Sport: While football is the real national sport, bullfights (touradas) still appeal to traditional Lisboans. The city's red brick moorish bullring is gloomily elegant, but the fight itself, in which the bull is not killed publicly but afterwards, is ridiculous, like a cross between a Morris dance and a rodeo.

Cheap presents: Some attractive pieces of linen and lace or fascinating exotic underwear may be nicked from the washing lines outside the windows in the Alfama and Barrio Alto districts. Take a good long umbrella for hire items. If accosted, repeat the phrase "Textiles expert from the Antiques Roadshow - that could be worth a bomb" and stride briskly away down nearest alley.

Food: Forget restaurants in June - eat on the street at the trestle- tabled cookshops in the popular arreais - the gaily decorated eating, drinking and dancing areas in squares and on street corners. Hamburgers, stewed snails, and above all, sardines slapped on half oil drum barbecues.

Places to be at 6am: Down by the wholesale flower market on the Cais do Sodre, having a cup of hot chocolate and a brandy with nightclubbers and florists from the suburbs.

On the top-floor of an old apartment block in the Rua do Poco dos Negroes, eating a plate of catchoupa, a Cape Verdean pigs foot and bean stew prepared by the housewife's husband, a ship's cook.

Securing a pitch at the Feira da Ladra (thieves market, actually a flea market) behind St Vincent's Church to sell off cloth souvenirs acquired in the manner described above.
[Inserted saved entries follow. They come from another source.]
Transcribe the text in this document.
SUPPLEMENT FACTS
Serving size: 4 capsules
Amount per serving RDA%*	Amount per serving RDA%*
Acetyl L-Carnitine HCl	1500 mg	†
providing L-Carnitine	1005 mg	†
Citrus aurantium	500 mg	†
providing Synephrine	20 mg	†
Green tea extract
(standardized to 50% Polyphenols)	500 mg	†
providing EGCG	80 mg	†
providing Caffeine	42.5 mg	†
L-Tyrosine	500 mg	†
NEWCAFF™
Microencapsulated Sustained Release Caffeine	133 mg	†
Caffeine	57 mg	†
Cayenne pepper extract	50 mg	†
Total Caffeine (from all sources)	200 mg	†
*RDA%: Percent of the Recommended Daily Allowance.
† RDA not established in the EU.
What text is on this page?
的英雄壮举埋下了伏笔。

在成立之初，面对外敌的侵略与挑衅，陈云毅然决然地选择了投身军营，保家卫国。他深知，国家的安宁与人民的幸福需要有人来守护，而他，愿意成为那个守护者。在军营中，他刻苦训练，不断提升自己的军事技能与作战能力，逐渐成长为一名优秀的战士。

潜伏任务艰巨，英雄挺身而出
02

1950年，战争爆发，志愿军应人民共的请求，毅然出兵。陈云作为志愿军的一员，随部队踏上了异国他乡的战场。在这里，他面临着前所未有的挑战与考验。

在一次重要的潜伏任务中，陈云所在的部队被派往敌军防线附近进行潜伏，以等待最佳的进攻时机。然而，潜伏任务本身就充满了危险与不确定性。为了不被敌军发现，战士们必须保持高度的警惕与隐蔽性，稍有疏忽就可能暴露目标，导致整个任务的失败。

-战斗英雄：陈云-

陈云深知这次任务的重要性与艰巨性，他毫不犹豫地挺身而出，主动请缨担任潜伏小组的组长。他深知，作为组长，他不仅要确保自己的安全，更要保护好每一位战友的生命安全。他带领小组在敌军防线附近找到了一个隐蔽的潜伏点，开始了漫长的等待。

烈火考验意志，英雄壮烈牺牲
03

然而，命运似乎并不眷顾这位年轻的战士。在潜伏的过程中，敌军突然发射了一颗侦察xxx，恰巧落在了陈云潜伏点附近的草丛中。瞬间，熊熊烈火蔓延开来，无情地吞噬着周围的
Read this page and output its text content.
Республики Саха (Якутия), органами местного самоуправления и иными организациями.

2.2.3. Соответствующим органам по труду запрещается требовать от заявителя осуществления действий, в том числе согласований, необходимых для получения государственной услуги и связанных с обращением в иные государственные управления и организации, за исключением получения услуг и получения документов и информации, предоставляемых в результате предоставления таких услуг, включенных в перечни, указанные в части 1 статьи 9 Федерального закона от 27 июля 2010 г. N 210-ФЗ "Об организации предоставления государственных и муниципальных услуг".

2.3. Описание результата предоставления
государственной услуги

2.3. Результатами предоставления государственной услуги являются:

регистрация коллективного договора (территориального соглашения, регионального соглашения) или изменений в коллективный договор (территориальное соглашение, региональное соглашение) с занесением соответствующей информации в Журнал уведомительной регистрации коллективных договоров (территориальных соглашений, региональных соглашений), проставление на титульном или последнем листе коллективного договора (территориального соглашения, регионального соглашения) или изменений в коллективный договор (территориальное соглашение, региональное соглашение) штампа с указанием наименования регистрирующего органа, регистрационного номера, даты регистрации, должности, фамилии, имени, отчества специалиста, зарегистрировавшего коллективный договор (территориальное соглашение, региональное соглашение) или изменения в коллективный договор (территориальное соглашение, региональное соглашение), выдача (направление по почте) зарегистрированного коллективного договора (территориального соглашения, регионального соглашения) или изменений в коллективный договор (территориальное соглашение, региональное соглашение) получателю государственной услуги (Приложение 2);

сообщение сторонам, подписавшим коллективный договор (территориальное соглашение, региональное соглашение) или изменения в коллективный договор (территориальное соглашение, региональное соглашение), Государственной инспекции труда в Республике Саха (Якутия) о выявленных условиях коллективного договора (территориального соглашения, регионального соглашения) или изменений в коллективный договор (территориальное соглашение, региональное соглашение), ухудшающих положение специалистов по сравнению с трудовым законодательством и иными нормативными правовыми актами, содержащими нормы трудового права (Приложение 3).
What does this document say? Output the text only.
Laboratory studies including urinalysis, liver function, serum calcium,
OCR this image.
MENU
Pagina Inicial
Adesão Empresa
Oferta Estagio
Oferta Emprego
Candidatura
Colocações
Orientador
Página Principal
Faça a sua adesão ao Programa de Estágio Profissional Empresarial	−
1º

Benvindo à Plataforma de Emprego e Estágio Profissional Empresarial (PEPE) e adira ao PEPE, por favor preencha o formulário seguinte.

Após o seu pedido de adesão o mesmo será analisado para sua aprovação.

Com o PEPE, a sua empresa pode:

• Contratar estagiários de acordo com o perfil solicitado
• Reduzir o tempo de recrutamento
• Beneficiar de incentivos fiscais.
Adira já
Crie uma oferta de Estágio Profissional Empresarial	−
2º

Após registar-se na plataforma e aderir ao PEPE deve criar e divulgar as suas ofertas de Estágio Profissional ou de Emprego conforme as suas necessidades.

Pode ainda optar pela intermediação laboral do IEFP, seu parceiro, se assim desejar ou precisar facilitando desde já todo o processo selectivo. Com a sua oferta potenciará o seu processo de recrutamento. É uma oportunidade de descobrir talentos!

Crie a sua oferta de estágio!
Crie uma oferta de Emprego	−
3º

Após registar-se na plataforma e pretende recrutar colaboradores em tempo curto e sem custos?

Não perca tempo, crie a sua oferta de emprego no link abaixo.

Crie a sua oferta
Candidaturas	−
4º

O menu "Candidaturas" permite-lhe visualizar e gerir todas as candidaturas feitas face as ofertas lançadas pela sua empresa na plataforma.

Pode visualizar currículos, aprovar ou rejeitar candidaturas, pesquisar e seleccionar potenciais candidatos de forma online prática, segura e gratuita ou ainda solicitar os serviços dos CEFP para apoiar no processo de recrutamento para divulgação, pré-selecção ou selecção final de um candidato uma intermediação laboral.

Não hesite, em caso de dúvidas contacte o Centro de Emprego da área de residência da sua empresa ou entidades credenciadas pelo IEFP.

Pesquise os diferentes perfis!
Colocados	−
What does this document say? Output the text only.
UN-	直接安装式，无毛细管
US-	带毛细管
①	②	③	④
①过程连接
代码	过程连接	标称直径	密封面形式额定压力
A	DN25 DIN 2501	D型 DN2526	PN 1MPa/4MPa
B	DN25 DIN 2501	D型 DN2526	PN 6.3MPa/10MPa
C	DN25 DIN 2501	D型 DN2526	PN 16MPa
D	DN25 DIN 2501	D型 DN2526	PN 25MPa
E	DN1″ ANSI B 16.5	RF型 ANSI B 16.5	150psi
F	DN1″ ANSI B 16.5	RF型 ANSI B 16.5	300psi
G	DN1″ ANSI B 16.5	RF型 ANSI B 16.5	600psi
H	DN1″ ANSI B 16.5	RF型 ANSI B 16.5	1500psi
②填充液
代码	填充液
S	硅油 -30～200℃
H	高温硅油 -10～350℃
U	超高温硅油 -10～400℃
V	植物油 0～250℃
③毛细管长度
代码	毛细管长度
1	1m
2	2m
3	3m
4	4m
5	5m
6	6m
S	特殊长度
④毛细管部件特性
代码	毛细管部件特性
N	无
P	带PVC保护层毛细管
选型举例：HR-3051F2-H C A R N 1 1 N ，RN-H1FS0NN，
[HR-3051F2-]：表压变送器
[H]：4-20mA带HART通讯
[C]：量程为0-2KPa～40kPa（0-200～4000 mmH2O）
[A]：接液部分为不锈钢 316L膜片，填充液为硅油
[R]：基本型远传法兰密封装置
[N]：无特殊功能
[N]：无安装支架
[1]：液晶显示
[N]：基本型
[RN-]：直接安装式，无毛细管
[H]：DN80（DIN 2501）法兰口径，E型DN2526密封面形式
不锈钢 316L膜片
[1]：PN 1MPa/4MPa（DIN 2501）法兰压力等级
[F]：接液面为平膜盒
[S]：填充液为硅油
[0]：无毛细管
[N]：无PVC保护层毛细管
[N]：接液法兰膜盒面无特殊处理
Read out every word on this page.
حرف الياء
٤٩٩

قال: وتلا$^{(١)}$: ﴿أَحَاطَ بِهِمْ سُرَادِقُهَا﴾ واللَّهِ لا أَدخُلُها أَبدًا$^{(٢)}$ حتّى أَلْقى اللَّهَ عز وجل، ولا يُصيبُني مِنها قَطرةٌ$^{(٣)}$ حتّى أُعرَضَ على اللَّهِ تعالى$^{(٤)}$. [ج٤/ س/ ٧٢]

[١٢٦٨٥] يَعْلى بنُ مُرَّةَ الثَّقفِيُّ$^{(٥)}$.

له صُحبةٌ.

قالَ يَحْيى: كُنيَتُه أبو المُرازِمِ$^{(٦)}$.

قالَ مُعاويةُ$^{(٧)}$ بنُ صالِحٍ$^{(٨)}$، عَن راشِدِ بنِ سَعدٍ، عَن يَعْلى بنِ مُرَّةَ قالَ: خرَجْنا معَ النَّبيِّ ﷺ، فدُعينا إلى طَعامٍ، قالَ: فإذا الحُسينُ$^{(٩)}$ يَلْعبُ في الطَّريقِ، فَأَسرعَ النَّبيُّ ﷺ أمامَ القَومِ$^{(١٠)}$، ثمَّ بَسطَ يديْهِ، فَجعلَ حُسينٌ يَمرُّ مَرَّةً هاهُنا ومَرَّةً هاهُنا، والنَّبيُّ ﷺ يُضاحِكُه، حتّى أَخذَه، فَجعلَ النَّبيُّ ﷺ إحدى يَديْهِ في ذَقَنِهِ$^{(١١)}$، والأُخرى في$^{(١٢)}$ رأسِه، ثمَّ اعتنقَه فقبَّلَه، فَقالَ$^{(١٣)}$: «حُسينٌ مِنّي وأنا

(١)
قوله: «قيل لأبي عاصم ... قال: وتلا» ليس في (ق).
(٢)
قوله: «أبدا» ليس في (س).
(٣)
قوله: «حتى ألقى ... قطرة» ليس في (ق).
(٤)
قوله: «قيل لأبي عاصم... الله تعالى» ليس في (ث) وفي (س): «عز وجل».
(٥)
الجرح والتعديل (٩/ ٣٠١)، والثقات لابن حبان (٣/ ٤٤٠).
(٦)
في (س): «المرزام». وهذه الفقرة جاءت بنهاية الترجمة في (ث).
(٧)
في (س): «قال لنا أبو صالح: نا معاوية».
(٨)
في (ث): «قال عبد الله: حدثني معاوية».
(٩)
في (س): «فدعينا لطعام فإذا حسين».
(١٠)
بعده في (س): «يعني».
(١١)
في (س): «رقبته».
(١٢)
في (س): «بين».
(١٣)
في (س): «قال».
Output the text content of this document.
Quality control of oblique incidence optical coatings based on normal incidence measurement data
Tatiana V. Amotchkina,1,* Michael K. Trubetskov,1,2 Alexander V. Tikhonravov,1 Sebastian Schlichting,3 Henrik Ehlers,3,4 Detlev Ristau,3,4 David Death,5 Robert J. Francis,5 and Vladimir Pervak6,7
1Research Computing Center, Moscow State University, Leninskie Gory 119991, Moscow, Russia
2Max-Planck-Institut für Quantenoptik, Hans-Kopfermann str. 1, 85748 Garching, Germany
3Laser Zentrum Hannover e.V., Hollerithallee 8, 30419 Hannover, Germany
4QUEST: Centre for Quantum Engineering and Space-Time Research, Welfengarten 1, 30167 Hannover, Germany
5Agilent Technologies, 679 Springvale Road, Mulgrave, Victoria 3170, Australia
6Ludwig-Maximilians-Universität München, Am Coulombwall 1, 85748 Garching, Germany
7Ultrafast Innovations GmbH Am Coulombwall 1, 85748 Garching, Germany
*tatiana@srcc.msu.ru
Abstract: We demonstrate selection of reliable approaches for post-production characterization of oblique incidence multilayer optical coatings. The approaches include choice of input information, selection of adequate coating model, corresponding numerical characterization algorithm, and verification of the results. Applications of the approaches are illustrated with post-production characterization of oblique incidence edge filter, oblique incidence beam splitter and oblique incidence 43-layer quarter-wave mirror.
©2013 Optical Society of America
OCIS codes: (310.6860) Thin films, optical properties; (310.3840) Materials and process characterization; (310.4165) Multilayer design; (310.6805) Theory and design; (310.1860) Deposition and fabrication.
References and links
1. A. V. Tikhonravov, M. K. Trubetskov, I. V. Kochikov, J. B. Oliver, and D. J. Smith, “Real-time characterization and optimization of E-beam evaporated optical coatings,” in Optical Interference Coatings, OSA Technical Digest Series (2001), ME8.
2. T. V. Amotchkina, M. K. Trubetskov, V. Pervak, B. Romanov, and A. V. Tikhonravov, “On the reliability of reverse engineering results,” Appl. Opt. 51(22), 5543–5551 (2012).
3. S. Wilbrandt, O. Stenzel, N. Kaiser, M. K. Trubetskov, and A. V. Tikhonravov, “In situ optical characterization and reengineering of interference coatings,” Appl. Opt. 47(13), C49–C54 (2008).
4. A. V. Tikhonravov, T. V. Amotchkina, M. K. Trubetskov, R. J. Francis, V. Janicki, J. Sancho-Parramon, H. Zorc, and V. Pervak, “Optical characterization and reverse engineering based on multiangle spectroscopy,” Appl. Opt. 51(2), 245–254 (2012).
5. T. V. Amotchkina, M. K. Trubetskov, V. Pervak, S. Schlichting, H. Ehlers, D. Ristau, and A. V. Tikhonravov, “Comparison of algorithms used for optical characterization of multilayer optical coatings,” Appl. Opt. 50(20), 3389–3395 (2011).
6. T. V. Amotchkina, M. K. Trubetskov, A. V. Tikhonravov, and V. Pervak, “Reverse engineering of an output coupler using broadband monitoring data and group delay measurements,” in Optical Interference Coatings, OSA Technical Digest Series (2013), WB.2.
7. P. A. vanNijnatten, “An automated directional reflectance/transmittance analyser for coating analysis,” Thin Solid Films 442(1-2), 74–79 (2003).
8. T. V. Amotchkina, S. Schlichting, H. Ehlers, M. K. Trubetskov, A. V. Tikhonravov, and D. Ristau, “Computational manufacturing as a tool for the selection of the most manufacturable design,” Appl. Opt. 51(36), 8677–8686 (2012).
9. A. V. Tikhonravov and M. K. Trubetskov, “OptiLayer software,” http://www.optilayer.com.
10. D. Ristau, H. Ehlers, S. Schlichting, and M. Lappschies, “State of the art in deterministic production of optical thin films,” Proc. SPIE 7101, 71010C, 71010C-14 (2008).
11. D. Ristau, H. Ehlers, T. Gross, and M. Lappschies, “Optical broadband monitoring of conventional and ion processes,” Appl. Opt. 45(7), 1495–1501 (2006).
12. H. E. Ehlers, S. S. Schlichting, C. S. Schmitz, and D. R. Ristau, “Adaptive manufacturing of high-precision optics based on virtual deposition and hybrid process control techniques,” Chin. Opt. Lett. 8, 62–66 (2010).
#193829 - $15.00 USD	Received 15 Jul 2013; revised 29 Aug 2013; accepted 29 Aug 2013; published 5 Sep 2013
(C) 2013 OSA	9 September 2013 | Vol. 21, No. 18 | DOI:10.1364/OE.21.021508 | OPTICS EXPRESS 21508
Alternative Sunday outing: Join a mass drive-slow blocking the 25th April Bridge in protest at the imposition of higher toll fees to pay for the building of a second bridge. Hire a car, stick a Nao Pago Mais! (I'm not paying any more) sign in the back window and some balloons on the aerial and crawl towards the bridge, refusing to stop at the toll booth. You may even be pulled over and fined three thousand escudos, making the whole episode into a colourful anecdote with which to entertain dinner party guests rendered speechless by your bacalao Gomes de Sa.